Friday, July 11, 2008

From Eugene to Gainesville

It was the video killed it for me. Not in the Buggles, image trumps talent way, but because it had been floundering for some time and was going to come to an end sooner than later. By now music has broadened itself across so many mediums I wonder just how much control the individual has over the whole musical experience/consumption? Is it possible to avoid taking part in the packaged show? Would it have made a difference? I doubt it.

I was in my dorm room sometime in the winter of 03’. After a casual exchange about music with a friend from the dorms he mentioned that he had got word of this great band, “if you got the time for a listen,” kind of conversation. I would listen and keep listening but it wasn’t till the summer when the hooks had really sunk into me. For the scope of my college years I would hold onto them like my nights of Blue Ribbon. Headphones on the way to class, screamed through the early morning, sweat in the carpet floor.

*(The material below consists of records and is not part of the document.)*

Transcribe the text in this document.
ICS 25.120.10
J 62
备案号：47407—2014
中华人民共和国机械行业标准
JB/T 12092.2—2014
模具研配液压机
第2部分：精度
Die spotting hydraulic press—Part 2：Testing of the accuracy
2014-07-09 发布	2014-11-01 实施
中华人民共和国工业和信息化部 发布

a poetry spoken silently between me and the stereo

New Wave is Against Me!’s newest release and has put me to scale for the past months. I guess that everyone has a band or two that they hold onto through the years and in the process becomes something tangible to identify with, such is our post-modern world. Wave is a sign that the band is looking for a new/bigger audience. In the “Thrash Unreal” video the band plays while fake wine is poured on them, and Tom Gabel(songwriter/frontman) is shirtless like some boy-band/TRL gimmick. On the bands previous album, Searching for a Former Clarity (2005), the songs differed from their early work as well, but wasn’t reaching just for the sake of it. The production had cleaned up, there were songs you could dance to, new instruments; signs of a band maturing and taking chances. On New Wave, all of these qualities are pushed to the front, “Stop” is a straight up dance song, “Borne on the FM Waves” is a love ballad first, and “Animal” abandons Punk for Alternative accessibility. The album isn’t a complete loss, "Americans Abroad" and the title track come to mind, but I can’t deny the feeling that the glass is half empty. I have always found Punk's idealism a bit romantic, and such great intentions are probably doomed from the start.

So what now? Maybe I should write them off, another tragic casualty to the money and mob? Maybe I can forget all the times that I sung off key, forgot the lyrics, and still - remember nothing less? I doubt it.